# Estimate of the period of noisy "event counting" data

I have a set of experimental data, which come from a periodical event. More specifically, these are detections from a single photon detector, so there is no intensity, I only have the timestamps of the detections. In the data there is some random noise, i.e. accidental random counts that are due to the imperfection of the detector (dark counts).

What would be the best way to estimate the temporal period of those events?

I was thinking at some discrete Fourier analysis, but in general this type of algorithms are designed for data with variable intensity. In my case the "intensity" is only varying between 0 and 1.

Moreover I have to create "y axis data" where I have to insert a lot of "0" values for all the time values where I don't have an event, and the amount of such zeros would be a lot, as many as the time resolution of the counter would allow.

So, is the discrete Fourier analysis a good idea at all? And if not, what would be a better approach?

Thank you.

• If you don't get a good answer in a few days, you may want to look at Cross Validated as an alternative. Sep 18 '18 at 11:30
• ... or Signal Processing SE. Sep 18 '18 at 12:23
• I'm not an expert in the area, but the verifiable single photon sources that I'm sufficiently aware of to know what to expect for time-sequence are random rather than periodic. How sure are you that the expectation is periodic? Sep 18 '18 at 14:10
• @dmckee : if the single photon source is pumped by a periodic set of pulses, as is quite common experimentally, it is periodic Sep 18 '18 at 14:42
• @FrédéricGrosshans Ah. Nice. Thanks for the lesson. Sep 18 '18 at 15:19

If you have a clock signal (e.g. from a pumped laser experiment) you should make a histogram of the time offset of detected photon relative to the clock. This is a 'lock-in detector'. Looking for a period without a known clock is harder.

Several questions determine the best algorithm: 1) Signal-to-background ratio (N_s signal photons, N_b dark counts etc)? 2) How well do you know the possible period range? 3) How many photons do you expect per cycle? 4) Pulse width: Are all the expected signal photons going to be near phase=0 of the 'clock', or are they more sinusoidal, where you just expect more photons in one half of the the cycle than the other? 5) Coherence: how much do you expect the period to change over your observation?
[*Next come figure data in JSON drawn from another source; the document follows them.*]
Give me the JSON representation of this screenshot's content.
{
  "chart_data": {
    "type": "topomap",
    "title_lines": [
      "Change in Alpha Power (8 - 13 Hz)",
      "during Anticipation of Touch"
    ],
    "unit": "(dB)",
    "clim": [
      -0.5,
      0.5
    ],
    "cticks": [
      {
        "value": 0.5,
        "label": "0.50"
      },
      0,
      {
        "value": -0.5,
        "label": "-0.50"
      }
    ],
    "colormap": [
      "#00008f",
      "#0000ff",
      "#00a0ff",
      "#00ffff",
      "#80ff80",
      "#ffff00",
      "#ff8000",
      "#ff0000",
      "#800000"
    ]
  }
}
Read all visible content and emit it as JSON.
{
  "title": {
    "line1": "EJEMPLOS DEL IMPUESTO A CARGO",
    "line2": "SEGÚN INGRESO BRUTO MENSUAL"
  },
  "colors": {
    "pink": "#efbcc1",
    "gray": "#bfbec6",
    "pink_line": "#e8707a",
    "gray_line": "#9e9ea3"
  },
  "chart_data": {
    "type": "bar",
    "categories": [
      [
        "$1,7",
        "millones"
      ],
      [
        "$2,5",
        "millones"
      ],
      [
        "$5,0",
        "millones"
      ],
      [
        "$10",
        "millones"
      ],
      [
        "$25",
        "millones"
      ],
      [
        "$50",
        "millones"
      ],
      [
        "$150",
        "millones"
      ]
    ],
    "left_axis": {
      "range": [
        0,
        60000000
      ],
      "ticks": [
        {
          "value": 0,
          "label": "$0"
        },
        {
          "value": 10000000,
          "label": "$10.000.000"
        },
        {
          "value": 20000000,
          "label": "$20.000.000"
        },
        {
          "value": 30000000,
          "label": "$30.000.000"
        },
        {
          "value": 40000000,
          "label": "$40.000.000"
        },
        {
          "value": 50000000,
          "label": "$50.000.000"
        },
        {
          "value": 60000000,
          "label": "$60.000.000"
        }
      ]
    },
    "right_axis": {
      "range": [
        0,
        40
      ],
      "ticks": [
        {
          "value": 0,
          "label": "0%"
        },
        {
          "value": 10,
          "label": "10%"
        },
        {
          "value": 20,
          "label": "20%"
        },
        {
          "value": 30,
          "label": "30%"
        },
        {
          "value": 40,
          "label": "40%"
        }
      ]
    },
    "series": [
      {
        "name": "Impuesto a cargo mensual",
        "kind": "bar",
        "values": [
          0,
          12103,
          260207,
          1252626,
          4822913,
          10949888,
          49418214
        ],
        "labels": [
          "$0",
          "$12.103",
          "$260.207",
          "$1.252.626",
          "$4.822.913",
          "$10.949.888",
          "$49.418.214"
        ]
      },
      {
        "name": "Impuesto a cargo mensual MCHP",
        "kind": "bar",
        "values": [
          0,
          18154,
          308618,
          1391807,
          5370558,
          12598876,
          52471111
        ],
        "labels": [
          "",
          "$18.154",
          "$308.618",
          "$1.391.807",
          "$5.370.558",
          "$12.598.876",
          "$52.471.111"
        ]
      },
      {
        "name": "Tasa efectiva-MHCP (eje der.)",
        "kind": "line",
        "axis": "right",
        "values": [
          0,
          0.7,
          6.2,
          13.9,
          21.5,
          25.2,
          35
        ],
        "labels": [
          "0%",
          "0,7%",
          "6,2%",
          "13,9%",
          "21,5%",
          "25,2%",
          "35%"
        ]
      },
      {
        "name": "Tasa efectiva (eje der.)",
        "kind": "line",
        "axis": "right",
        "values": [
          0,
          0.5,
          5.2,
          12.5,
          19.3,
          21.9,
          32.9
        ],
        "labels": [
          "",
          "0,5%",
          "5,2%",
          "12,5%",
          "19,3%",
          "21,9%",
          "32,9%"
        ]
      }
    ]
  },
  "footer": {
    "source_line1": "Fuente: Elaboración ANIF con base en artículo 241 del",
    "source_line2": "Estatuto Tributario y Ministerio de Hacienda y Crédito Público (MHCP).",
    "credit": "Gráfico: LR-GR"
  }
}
I agree with the other respondents: Fourier Analysis is a good first step in most cases of interest. Take the data and put them in a long array, accepting the fact that almost all of the bins are zero. Then hit it with an FFT algorithm in your language of choice.

Pick the array size to be a power of 2 with a bin size smaller than half a period at the fastest expected rate. If you aren't familiar with the FFT, there are a few other things to worry about (e.g. which frequency corresponds to which element of the output) that will be described in the instructions.

A million-point FFT (actually 1024*1024 points) is essentially instantaneous nowadays. If you need a billion points (you are looking for kilohertz signals in a day of data) it takes a little longer. But gigapoint is only worthwhile to do in a single pass if the clock is coherent at that level (if you aren't looking at pulsars it probably won't be). For ordinary signals, take a bunch of megapoint FFTs and look for high average or peak power vs frequency.

If you already know the period reasonably accurately (say +/-10%), and if the pulse width is narrow, you may want to look at the Fast Folding Algorithm.

As @sammygerbil said, Fourier Analysis can works with binary data. However, given the detection efficiency of typical single photon experiments, it would imply the creation oaf along array, essentially full of zeroes, which can take a long time.

If your data is sparse enough, I would try to mimic the way quantum opticians measure $g^{(2)}(\tau)$ since Hanbury Brown and Twiss, and plot an histogram of the time difference between successive pulses. In other words, if $t_i$ is the time of your $i$-th click, I would plot the histogram of the $\Delta_i=t_{i+1}-t_i$ data, more precisely how it looks like close to zero. You should have a set of peaks centred around integers multiples of the period, and a flat background corresponding to the Poissonian noise.

This will only work if the probability to have a click before a few period is quite low, otherwise dark-count will prevent you to see the period in the $\Delta_i$ data. I guess this should happen when the total rate of clicks is of the order of the expected repetition period. A way around this is perhaps is to make an histogram of all the $t_j-t_i$ which fit into a relevant time window, but at this point, Fourier Analysis is probably a much better idea!